Sunday, October 18, 2009

Goodbye Old Friend

This summer we decided to purchase a new vechile.  Craig got a job that was going to require travel and it was either worry about him breaking down on the road every other day or spend our children's college money on gas for the gas hog SUV.  Here was our intentions:  I would drive the old car around town and save money on the gas for the SUV.  Yeah...that never happened.  Really don't know why just didn't.

Then last month we received the license renewal notice in the mail.  

"Oh no, I am not paying to license a car that is sitting in our driveway.  Not going to happen.  I'm selling it."

Last week I went out and took some pictures of the car.  Saturday after calling the local paper and they wanted an ungodly amount to list it in the paper, I decided to list it on Craigslist.  It was listed Saturday morning and by Saturday evening a gentlemen from Kansas City handed us the money, signed the title, and it was gone.

As I got up this morning to let the doggies out and looked over in that direction (as I did every morning to make sure it was alright) I missed it.  Why did I miss this car?  I was ready for this car to be gone, afterall I was worried about how much longer it would last us.  It just sat there.  No one was driving it anymore.  But why did I miss looking at it?  

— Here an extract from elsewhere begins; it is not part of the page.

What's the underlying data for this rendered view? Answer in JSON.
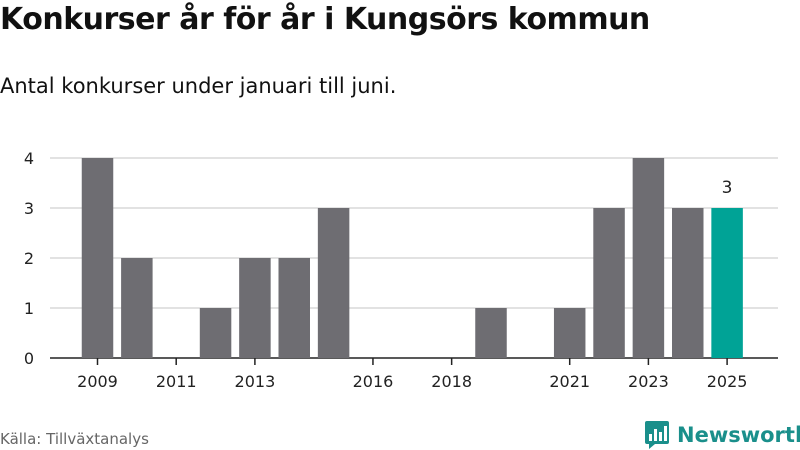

I know, some of you are probably thinking, "Is this lady seriosly blogging about my old, worn, over 100,000 miles on it car?"  Well, yes I am.  No I am not sitting here crying in my Diet Coke over a car but it just feels odd.  But I'm not so sure it is the car I miss or the memories it contains. 

I do know this.  It was "our" car.  It wasn't mine.  It wasn't Craig's.  It was our first car together.  We purchased this car only a couple of months after Dalton was born.  It was our first four door car (which I swore that I would never own and then after having a child swear will never go without).  Our first family car. I still remember the day we bought it.  I remember fighting with Craig at the dealership on who was going to get to drive it home.  Of course I won that argument.  Only 2 months after owning the car I was rear-ended in it with my precious baby on board.  Then a year later, I rear-ended someone in it.  We took our first vacation trip as a family in that car.  The car that safely took me back and forth to Maryville every day for a year (or more) so that I could finish my Bachelor's Degree. 

Now it is someone else's car.  So now I pray for the gentleman who bought the car.  I pray that the car will help you move to a more permanent home.  I pray that the car will get you to your job interviews and hopefully to that permanent job.  I pray that you will find your own memories in our car. 

Goodby old friend....thanks for the memories.